Why a Capital Improvement Bond Issue?

WCFD 7 initiated internal stakeholder meetings during May of 2018 to recommend potential solutions to future budgetary shortfalls. The committee included Fire Commissioners, management, staff, career, and volunteer firefighters. The meetings concluded the District’s economic outlook for the future does not sustain the ability to purchase these critical capital needs. The solution was to go to the voters and seek a capital improvement bond issue in 2019. The recommendation was to seek $3.5 million dollars over a 15-year bond life.

What will this cost?

If passed, the Capital Improvement Bond will authorize WCFD 7 to borrow $3,500,000 by issuing general obligation bonds. The bonds would be repaid out of annual tax levies over a 15-year period.

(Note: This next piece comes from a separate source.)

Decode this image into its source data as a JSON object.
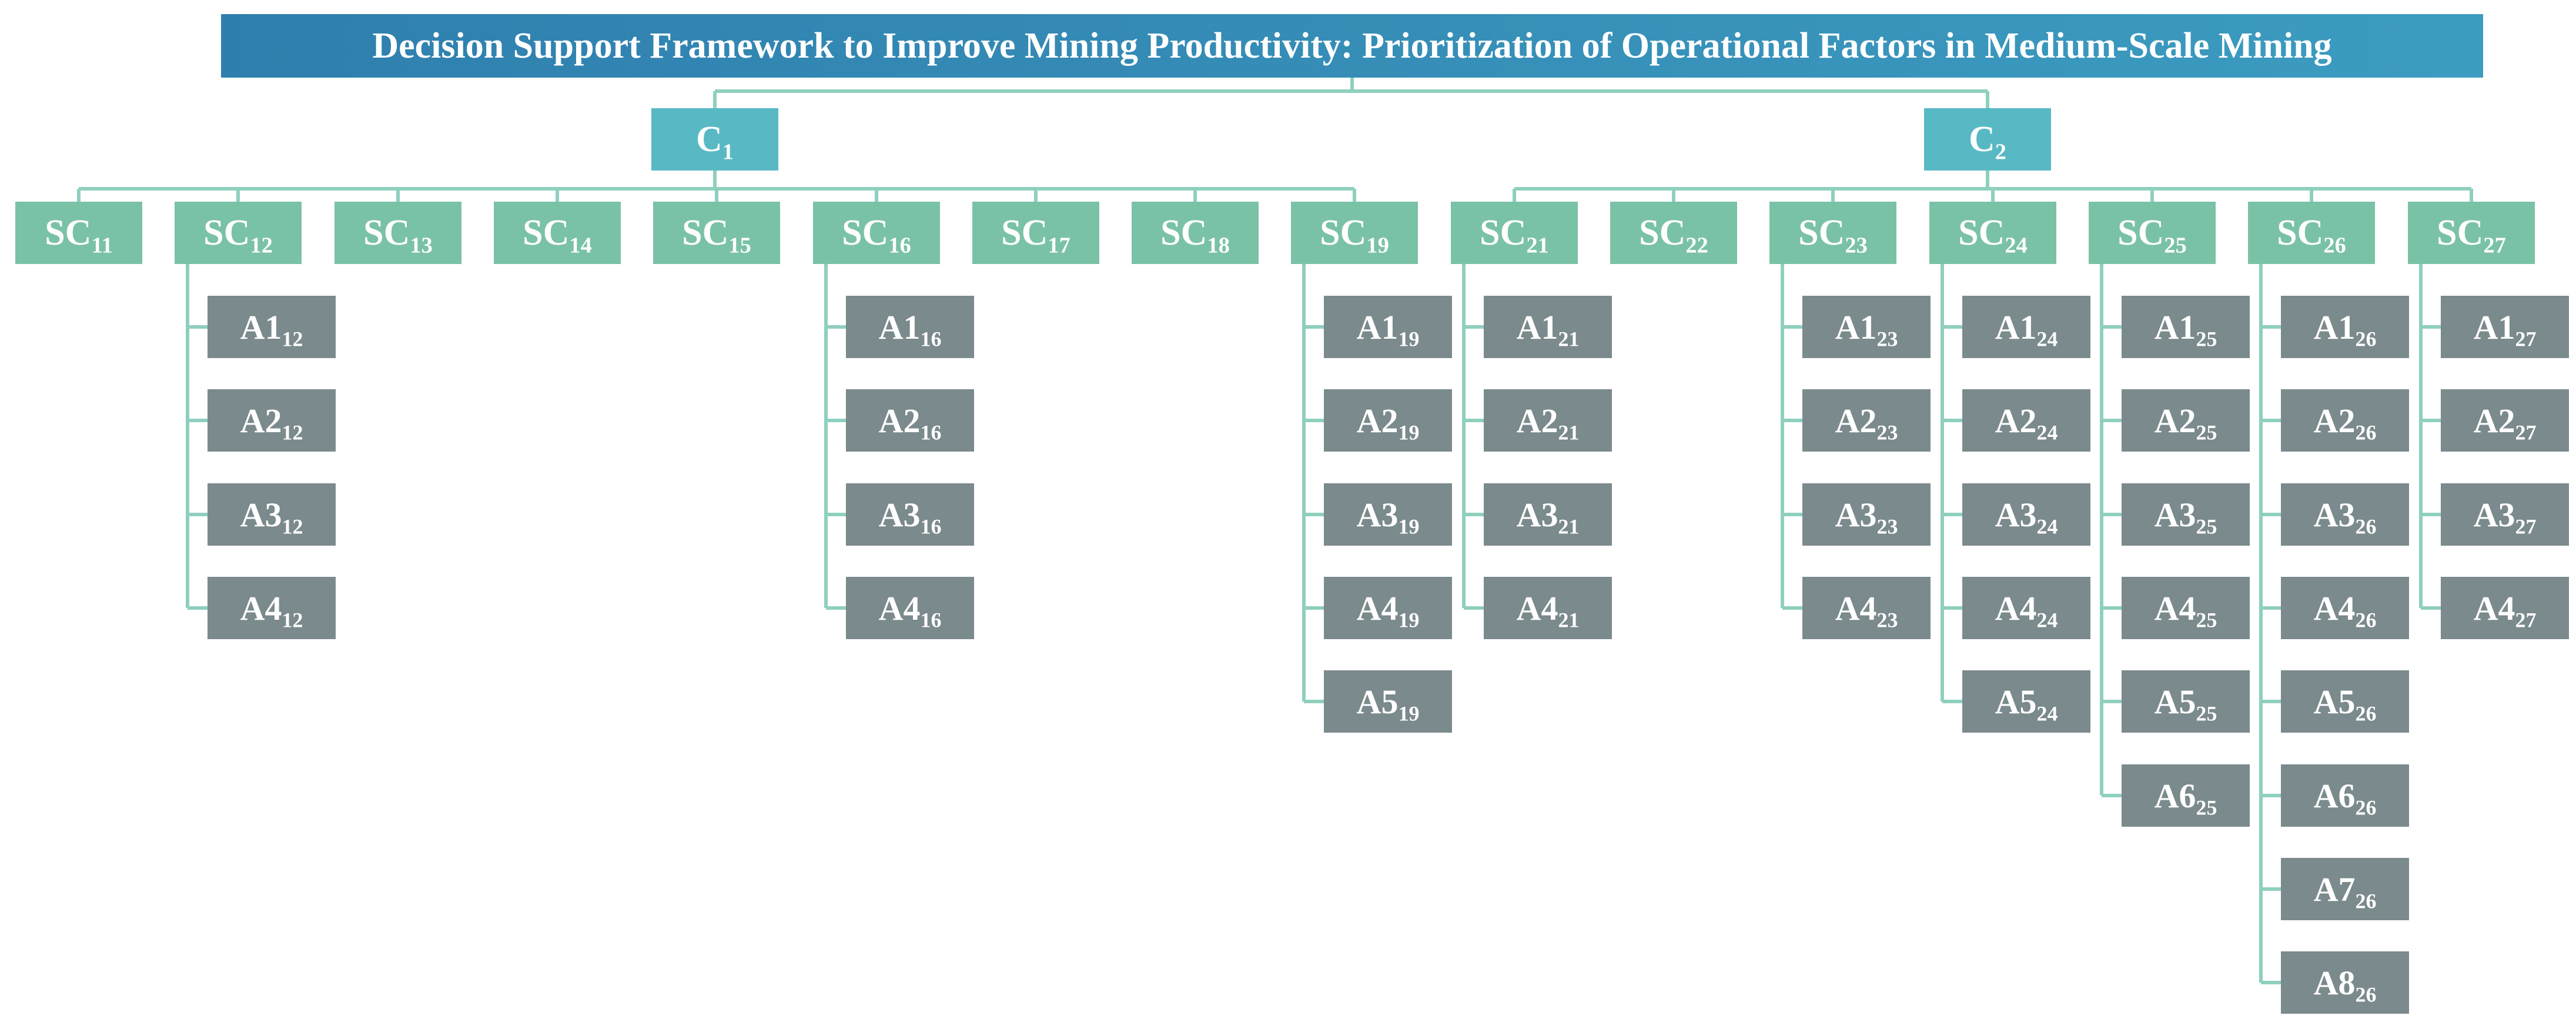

The levy rate is currently estimated (based on current bond rates at an AA rating) to be seven cents ($0.07) per thousand dollars ($1,000) of assessed valuation. The cost for an average homeowner ($350,000.00) in WCFD 7 would be approximately $24.50 per year over the life of the bond. The standard 2019 tax assessment for a $350,000 home in WCFD 7 is costing $425.08. This $24.50 increase would make that assessment $449.58. The additional bond taxes won’t be collected until 2020.

How will WCFD 7 spend this additional revenue?

WCFD 7 will upgrade equipment to current industry standards and to extend the life of the vehicles. The district will upgrade one pumper (seen in the picture below) and extend the lives of 3 additional pumpers to extend their life another 15-20 years. SCBA (self-contained breathing apparatus) units that are past their life expectancy at the end of 2019 will be upgraded. Two aid units will be sent to be upgraded to extend their service lives. Portable radios that are 19 years old will be upgraded. All of these items not only will increase efficiency in response but will keep our firefighters operating safely for years to come.

What if the Bond fails?

WCFD 7 will be forced to reprioritize the Operating Budgets by considering some or all of the following:

  • Funding the apparatus/safety equipment out of very limited reserve funds, or using current operating budget monies.
  • Closing stations that are in outlying areas thus increasing response times.
  • Eliminating special operations such as Public Education, Fire Prevention and Community Outreach.
  • Reduction in force through attrition to meet the capital needs of the District.

How have other Fire Districts dealt with this challenge?

Districts across the State of Washington have been anticipating this since the passage of I-747 in 2001. When the initiative passed limiting property taxes to a 1% increase annually, Districts knew they would be facing these challenges at some point in the future. We have managed to make it farther along than most, but the time is now. Other District’s within Whatcom County have current G.O. Bonds or excess levies in place to take care of these needs. The price of emergency equipment is skyrocketing. Annual estimates from suppliers indicate nearly a 6% annual increase in costs.